The Supreme Court has struck a ground-breaking blow against discrimination in the case of a gay employee whose husband was denied the right to a full survivor’s pension in the event of his death. The Court’s decision to disapply a discriminatory provision of the Equality Act 2010 underlined the primacy of European law.
The man’s employer had informed him that, if he died before his husband, the latter would be entitled to only the statutory minimum pension of £1,000 per year. Had his spouse been a woman, she would have been due a pension of £47,500 per year.
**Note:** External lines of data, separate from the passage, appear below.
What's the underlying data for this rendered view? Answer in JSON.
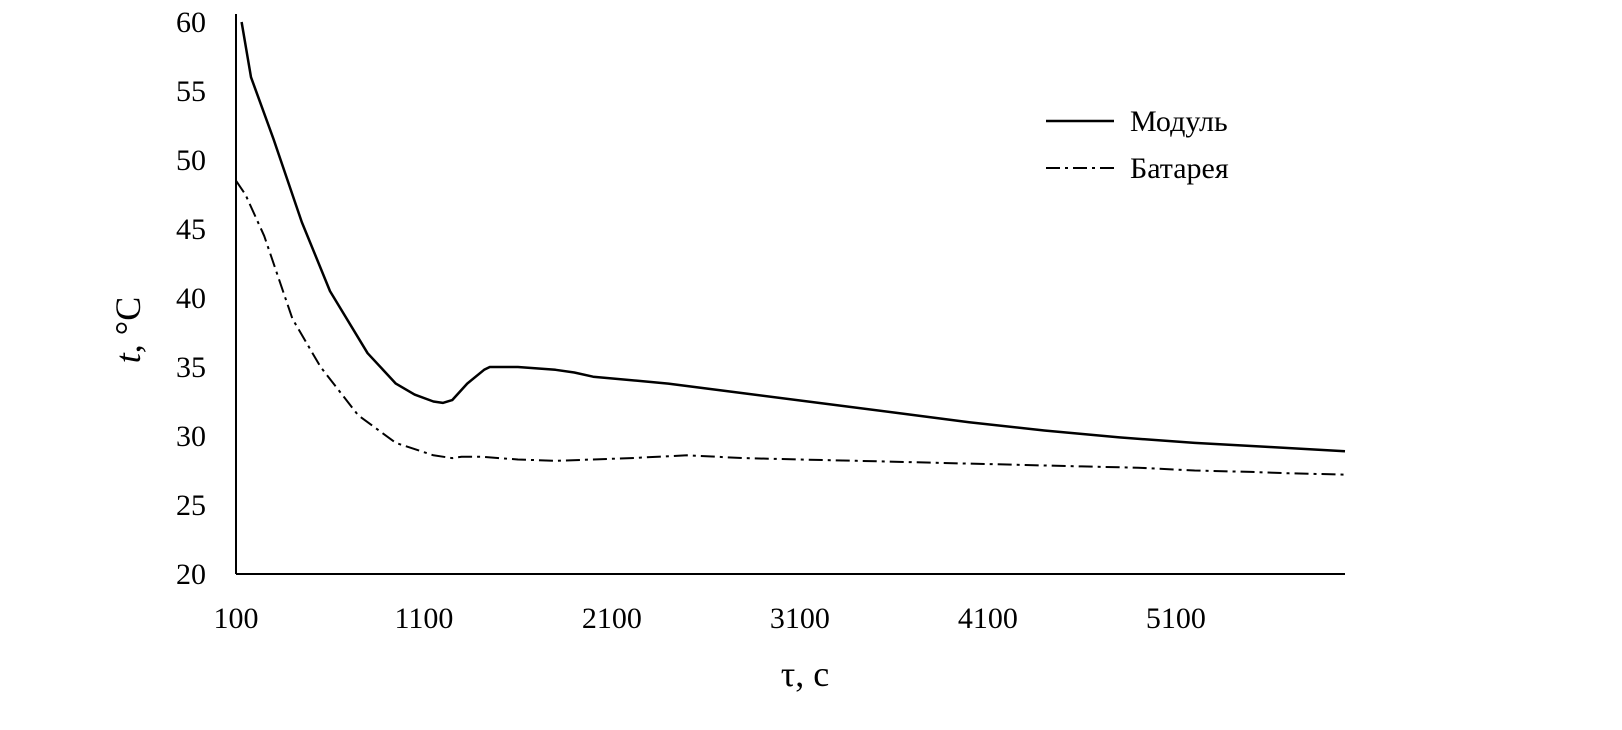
{
  "chart_data": {
    "type": "line",
    "title": "",
    "xlabel": "τ, с",
    "ylabel_italic": "t",
    "ylabel_rest": ", °С",
    "xlim": [
      100,
      6000
    ],
    "ylim": [
      20,
      60
    ],
    "x_ticks": [
      100,
      1100,
      2100,
      3100,
      4100,
      5100
    ],
    "x_tick_labels": [
      "100",
      "1100",
      "2100",
      "3100",
      "4100",
      "5100"
    ],
    "y_ticks": [
      20,
      25,
      30,
      35,
      40,
      45,
      50,
      55,
      60
    ],
    "y_tick_labels": [
      "20",
      "25",
      "30",
      "35",
      "40",
      "45",
      "50",
      "55",
      "60"
    ],
    "grid": false,
    "legend_position": "top-right",
    "series": [
      {
        "name": "Модуль",
        "style": "solid",
        "x": [
          130,
          180,
          300,
          450,
          600,
          800,
          950,
          1050,
          1150,
          1200,
          1250,
          1330,
          1420,
          1450,
          1500,
          1550,
          1600,
          1700,
          1800,
          1900,
          2000,
          2400,
          2800,
          3200,
          3600,
          4000,
          4400,
          4800,
          5200,
          5600,
          6000
        ],
        "y": [
          60,
          56,
          51.5,
          45.5,
          40.5,
          36,
          33.8,
          33,
          32.5,
          32.4,
          32.6,
          33.8,
          34.8,
          35,
          35,
          35,
          35,
          34.9,
          34.8,
          34.6,
          34.3,
          33.8,
          33.1,
          32.4,
          31.7,
          31,
          30.4,
          29.9,
          29.5,
          29.2,
          28.9
        ]
      },
      {
        "name": "Батарея",
        "style": "dash-dot",
        "x": [
          100,
          150,
          250,
          400,
          550,
          750,
          950,
          1150,
          1250,
          1300,
          1400,
          1600,
          1800,
          2000,
          2200,
          2500,
          2800,
          3100,
          3400,
          3700,
          4000,
          4300,
          4600,
          4900,
          5200,
          5500,
          5700,
          6000
        ],
        "y": [
          48.5,
          47.5,
          44.5,
          38.5,
          35,
          31.5,
          29.5,
          28.6,
          28.4,
          28.5,
          28.5,
          28.3,
          28.2,
          28.3,
          28.4,
          28.6,
          28.4,
          28.3,
          28.2,
          28.1,
          28.0,
          27.9,
          27.8,
          27.7,
          27.5,
          27.4,
          27.3,
          27.2
        ]
      }
    ]
  }
}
The employer argued that that discriminatory treatment was sanctioned by the exception contained within Paragraph 18 of Schedule 9 of the Act.
That provision states that it is lawful to discriminate against an employee who is in a civil partnership or a same-sex marriage by preventing or restricting them from having access to benefits that accrued before 5 December 2005, the date on which civil partnerships were introduced in the UK. The man’s discrimination complaint was upheld by an Employment Tribunal, but that ruling was reversed by the Employment Appeal Tribunal (EAT). The Court of Appeal agreed with the EAT.
In upholding the man’s appeal, and ruling that the husband enjoyed the same right to a survivor’s pension as a wife would have done, the Court disapplied Paragraph 18 on the basis that it was incompatible with EU Directive 2000/78/EC (the Framework Directive), which bans discrimination on various grounds, including sexual orientation.
The Court noted that, although EU law does not impose a duty on member states to recognise same-sex partnerships, the Court of Justice of the European Union (CJEU) has ruled that, if a status equivalent to marriage is available under national law, it is directly discriminatory for an employer to treat a same-sex partner less favourably than an opposite-sex spouse.
Recent decisions of the CJEU had put the success of the man’s claim beyond doubt. They established that, absent evidence that there would be unacceptable economic or social consequences, there was no reason to treat the man and his husband unequally. The husband was thus entitled to a full survivor’s pension so long as the man pre-deceased him and they remained married on the date of his death. The pension would be calculated on the basis of all the man’s years of service.